The authors here get around this problem at first by using a trick called “polytene cells”; in the salivary glands of fruit flies, certain cells will accumulate a huge number of copies of DNA, leading to these really fat bundles of DNA called “polytene chromosomes,” which are actually visible under a microscope! The cool thing is that these chromosomes have different densities along the DNA, causing it to have distinctive stripes. Biologists can use these stripes to figure out where genes are on chromosomes, and then follow those genes by sight!
Here’s a picture of polytene chromosomes from that paper:

Another neat thing is that when genes turn on in polytene chromosomes, the bundle of DNA opens up to let proteins bind and start reading the gene sequence, causing the chromosome to “decompress” or “puff” (and thus become invisible). The authors here track the puffs with the labeled RNA polymerase II in order to see where heat shock genes go in the nucleus when they are turned on.
In polytene cells, the authors couldn’t find any sign that the heat shock genes moved around a lot, and the genes that did respond to heat shock did not move to the same place. But these are polytene chromosomes; maybe in normal diploid cells, that doesn’t happen?

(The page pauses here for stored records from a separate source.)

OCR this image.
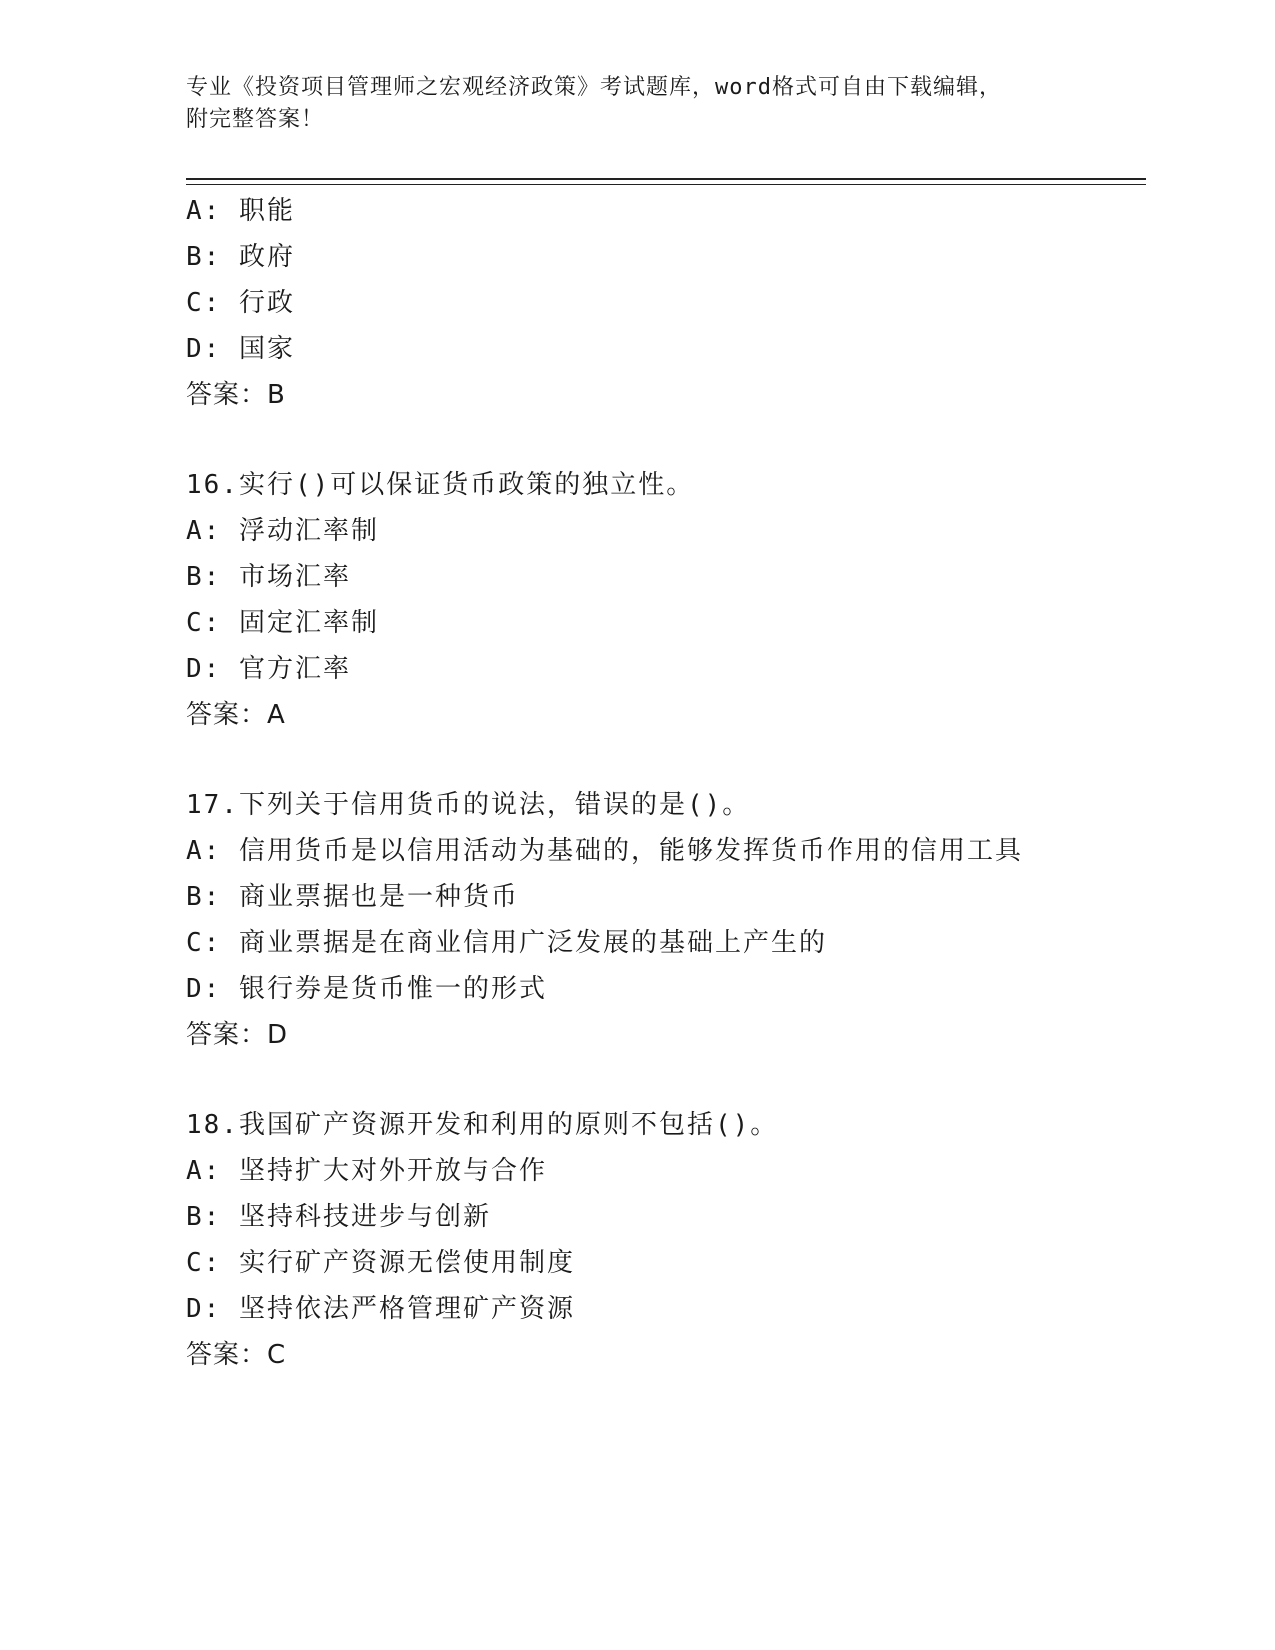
专业《投资项目管理师之宏观经济政策》考试题库，word格式可自由下载编辑，
附完整答案！
A: 职能
B: 政府
C: 行政
D: 国家
答案：B
16.实行()可以保证货币政策的独立性。
A: 浮动汇率制
B: 市场汇率
C: 固定汇率制
D: 官方汇率
答案：A
17.下列关于信用货币的说法，错误的是()。
A: 信用货币是以信用活动为基础的，能够发挥货币作用的信用工具
B: 商业票据也是一种货币
C: 商业票据是在商业信用广泛发展的基础上产生的
D: 银行券是货币惟一的形式
答案：D
18.我国矿产资源开发和利用的原则不包括()。
A: 坚持扩大对外开放与合作
B: 坚持科技进步与创新
C: 实行矿产资源无偿使用制度
D: 坚持依法严格管理矿产资源
答案：C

So the authors also use “FISH” (fluorescent in situ hybridization) in order to see where specific genes are located in normal, non-polytene cells. Basically, one takes a piece of fluorescent DNA and sticks it into a fixed cell, hoping that the piece of DNA will base pair with its complementary partner DNA inside the nucleus. Using this, the authors saw very little change in the location of most genes when they turned on, although one gene did move a little.
Thus, the authors don’t find, at least for heat shock genes, that it’s necessary for them to move around the nucleus in order to get transcribed. In the end, perhaps the aggregates of proteins and such in the nucleus are just that: aggregates.
The simplest explanation may sometimes be the best one, even if it’s a little boring. I’m excited to see how the research in this field develops, and whether this paper turns out to be horribly wrong (it can happen to the best of papers), or whether the idea of transcriptional factories becomes outdated.